Under Kirthi Sri Rajasingha, the fusion of Devala, Dalada, and royal processions gives the Perahera its fifteen-night structure. The precise order of the procession — whip-crackers, flag-bearers, drummers, dancers, tuskers, Maligawa retinue, Devala retinues, officers — is codified and has changed little since.

The British colonial administration (1815–1948) did not interrupt the ceremony. On the contrary, the British governor often attended in ceremonial dress, and the civil administration of the Maligawa passed to the Diyawadana Nilame — the office by which the Perahera is still administered today. In the post-independence period, the Perahera has only grown: in attendance, in spectator infrastructure, in broadcast, and in its reach as a symbol of Sri Lanka to the world.

Why Esala?

Esala is the lunar month corresponding roughly to July/August. It is the month in which, by tradition, the Buddha preached his first sermon at Sarnath; the month in which the Maha Mangala Sutta was first recited; and the month in which the guardian deities of the island were said, in pre-Buddhist tradition, to come together in assembly. The Perahera walks through the full moon of Esala — the Esala Poya — because every significant event of that month converges on that single date.
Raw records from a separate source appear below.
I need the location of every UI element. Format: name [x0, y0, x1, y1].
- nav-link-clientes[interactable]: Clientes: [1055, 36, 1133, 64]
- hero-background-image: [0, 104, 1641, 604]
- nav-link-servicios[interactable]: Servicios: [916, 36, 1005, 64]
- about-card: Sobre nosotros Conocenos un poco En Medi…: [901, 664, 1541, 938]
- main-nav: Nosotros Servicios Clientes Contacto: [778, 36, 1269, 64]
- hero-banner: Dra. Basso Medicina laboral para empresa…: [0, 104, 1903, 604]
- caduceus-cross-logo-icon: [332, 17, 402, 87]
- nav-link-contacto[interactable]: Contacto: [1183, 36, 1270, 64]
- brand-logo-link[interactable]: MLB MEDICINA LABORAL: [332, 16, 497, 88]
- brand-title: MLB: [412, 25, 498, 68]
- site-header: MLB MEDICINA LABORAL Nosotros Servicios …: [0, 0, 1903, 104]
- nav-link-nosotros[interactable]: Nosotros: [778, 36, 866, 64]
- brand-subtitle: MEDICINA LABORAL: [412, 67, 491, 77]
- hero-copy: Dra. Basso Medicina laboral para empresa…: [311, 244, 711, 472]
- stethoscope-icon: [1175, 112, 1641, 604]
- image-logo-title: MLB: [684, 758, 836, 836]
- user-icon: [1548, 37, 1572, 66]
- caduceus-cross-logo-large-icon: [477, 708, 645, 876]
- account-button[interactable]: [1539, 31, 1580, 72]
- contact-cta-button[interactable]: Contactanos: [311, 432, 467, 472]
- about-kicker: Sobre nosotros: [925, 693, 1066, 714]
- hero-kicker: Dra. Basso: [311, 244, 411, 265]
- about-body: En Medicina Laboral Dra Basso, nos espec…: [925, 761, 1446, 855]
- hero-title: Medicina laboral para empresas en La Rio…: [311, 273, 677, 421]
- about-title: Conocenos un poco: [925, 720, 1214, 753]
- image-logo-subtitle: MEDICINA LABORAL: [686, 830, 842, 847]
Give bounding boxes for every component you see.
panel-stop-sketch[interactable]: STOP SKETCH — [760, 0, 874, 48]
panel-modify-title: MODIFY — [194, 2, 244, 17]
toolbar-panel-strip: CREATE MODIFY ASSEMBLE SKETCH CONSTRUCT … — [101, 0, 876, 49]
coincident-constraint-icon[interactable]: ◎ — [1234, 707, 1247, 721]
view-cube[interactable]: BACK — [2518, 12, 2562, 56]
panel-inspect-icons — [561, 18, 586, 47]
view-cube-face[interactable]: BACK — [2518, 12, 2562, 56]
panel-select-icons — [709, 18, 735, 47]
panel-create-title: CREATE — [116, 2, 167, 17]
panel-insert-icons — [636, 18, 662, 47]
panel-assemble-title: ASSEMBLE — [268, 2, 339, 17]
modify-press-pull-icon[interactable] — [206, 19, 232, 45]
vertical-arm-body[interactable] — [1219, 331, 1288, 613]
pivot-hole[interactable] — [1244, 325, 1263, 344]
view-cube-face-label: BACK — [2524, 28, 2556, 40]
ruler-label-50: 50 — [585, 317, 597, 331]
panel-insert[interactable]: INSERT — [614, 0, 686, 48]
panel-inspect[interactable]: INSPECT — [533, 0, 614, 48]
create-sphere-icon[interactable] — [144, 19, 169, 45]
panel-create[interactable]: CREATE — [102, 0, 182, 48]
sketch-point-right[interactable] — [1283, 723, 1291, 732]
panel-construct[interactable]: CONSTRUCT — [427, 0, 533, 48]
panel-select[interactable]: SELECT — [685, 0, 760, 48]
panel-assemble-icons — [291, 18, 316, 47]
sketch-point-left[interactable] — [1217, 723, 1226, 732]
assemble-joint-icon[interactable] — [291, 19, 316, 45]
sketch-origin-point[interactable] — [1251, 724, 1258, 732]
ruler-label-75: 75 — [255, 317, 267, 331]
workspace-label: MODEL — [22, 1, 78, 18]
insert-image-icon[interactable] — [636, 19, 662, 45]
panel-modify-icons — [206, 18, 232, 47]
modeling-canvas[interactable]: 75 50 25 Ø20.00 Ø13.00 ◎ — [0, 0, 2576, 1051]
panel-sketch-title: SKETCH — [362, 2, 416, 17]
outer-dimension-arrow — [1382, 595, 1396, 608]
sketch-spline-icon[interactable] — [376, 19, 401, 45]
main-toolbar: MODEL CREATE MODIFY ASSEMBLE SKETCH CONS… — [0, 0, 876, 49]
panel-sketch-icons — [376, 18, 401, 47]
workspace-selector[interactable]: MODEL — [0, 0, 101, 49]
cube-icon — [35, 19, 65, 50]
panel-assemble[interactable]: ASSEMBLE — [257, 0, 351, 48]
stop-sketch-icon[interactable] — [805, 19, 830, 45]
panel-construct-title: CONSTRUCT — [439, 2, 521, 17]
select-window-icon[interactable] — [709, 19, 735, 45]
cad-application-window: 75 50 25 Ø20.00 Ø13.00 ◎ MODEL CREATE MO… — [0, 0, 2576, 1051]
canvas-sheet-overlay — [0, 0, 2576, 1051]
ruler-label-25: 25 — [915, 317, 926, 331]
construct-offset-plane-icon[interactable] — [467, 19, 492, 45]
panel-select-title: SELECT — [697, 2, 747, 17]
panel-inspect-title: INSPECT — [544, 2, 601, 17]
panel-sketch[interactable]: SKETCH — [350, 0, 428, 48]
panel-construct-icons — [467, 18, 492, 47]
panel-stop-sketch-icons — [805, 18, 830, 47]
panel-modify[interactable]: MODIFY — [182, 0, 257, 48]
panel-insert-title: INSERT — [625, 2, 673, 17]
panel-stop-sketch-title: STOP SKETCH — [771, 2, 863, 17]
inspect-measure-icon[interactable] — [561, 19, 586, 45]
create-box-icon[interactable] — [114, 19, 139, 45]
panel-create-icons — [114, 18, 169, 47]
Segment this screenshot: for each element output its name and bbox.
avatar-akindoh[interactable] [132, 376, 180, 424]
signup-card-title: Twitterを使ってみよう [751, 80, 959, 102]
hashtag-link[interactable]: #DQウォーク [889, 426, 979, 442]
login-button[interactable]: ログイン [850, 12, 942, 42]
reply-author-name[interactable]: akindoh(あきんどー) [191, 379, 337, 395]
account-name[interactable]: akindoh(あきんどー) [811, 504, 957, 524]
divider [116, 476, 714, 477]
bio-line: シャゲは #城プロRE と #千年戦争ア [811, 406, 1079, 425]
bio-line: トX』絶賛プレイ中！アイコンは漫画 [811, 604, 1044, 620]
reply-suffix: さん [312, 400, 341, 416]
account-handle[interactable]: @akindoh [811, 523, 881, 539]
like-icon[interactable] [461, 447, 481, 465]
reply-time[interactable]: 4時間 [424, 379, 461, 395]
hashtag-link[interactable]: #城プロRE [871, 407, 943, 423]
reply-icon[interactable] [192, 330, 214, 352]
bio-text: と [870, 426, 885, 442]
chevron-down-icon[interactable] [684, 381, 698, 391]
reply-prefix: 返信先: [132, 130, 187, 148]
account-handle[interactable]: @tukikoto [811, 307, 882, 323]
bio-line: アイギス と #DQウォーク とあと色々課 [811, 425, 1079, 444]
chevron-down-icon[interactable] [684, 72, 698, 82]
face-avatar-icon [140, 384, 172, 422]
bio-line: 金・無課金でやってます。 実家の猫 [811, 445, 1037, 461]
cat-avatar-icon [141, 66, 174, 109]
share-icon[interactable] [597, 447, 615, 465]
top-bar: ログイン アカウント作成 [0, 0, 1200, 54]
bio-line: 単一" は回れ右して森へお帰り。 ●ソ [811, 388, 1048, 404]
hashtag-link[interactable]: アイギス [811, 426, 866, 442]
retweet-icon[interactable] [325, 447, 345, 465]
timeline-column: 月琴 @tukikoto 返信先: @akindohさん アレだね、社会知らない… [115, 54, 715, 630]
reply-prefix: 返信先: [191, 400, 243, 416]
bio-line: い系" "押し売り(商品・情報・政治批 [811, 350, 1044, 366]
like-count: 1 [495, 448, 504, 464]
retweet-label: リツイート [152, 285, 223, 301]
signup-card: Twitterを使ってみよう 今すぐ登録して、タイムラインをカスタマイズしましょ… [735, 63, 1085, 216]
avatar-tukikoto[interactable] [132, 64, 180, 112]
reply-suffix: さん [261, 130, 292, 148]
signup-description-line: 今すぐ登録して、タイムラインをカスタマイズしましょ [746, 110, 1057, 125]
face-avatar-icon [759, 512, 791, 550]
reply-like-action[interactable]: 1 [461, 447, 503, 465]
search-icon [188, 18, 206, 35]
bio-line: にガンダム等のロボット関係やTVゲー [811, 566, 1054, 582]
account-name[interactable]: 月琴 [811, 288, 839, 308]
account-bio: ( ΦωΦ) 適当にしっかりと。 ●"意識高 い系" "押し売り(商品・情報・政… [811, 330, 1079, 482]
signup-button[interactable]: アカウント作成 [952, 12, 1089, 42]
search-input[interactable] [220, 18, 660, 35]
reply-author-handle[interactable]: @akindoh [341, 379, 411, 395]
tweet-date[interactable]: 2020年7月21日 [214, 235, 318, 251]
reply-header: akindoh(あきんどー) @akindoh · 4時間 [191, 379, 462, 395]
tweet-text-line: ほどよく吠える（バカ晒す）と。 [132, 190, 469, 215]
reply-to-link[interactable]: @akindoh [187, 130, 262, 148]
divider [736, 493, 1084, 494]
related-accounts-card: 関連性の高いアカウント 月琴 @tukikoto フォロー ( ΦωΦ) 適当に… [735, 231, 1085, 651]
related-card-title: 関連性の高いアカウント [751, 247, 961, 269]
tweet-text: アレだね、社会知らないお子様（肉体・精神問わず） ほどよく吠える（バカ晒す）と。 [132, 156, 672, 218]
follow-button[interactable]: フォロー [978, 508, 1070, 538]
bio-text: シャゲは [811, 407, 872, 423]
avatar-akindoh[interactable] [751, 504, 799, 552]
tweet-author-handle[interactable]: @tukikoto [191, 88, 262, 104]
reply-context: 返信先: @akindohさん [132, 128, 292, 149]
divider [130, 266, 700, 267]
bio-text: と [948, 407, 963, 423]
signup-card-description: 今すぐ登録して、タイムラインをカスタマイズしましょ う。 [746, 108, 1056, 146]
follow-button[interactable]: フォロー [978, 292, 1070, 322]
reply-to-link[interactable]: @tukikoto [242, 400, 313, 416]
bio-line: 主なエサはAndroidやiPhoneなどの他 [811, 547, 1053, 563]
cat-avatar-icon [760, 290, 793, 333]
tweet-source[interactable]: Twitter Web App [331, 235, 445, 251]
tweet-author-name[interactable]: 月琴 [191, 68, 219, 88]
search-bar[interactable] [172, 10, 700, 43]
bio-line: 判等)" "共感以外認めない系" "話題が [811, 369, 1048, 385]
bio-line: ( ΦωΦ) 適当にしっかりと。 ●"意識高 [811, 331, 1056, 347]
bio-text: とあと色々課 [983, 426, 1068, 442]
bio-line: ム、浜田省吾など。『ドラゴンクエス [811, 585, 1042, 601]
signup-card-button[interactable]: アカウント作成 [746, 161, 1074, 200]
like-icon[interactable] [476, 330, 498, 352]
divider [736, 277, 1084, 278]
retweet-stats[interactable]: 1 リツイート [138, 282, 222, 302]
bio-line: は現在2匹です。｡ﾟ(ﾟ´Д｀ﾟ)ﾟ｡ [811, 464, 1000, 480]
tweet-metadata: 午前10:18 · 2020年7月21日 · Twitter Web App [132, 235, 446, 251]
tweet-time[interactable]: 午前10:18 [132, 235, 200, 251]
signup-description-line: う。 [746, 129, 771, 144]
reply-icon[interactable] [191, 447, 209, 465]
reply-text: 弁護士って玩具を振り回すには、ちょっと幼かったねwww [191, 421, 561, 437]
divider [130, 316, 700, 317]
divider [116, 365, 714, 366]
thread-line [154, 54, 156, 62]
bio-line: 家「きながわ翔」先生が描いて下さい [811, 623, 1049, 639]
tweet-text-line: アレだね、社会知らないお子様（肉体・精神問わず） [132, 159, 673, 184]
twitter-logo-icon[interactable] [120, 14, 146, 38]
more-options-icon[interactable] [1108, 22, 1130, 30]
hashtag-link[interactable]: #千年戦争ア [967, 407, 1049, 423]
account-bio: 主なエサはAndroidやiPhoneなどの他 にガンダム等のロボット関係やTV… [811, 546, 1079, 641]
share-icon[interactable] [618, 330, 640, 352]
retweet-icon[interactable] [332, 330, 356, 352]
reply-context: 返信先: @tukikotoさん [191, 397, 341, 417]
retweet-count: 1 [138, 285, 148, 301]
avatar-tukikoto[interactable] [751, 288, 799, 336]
The full-moon day is the fulcrum. The Maha Randoli is walked on the eve of the full moon; the Diya Kepeema is performed in the morning after; the Day Peraheras of the following two weeks unfold in the waning light of the lunar month.

Dates for 2026

For the 2026 cycle, the dates are:

Rite Date Lunar
Kap Situweema 14th August 2026 Kalnama Amawaka (new moon)
1st Kumbal Perahera 18th August 2026
1st Randoli Perahera 23rd August 2026
Maha Randoli Perahera 27th August 2026 Eve of Esala Poya
Diya Kepeema Early morning, 28th August 2026 Esala Poya

These are subject to final confirmation by the Diyawadana Nilame, in consultation with the Basnayake Nilames of the four Devalas, on the eve of the first Kumbal night.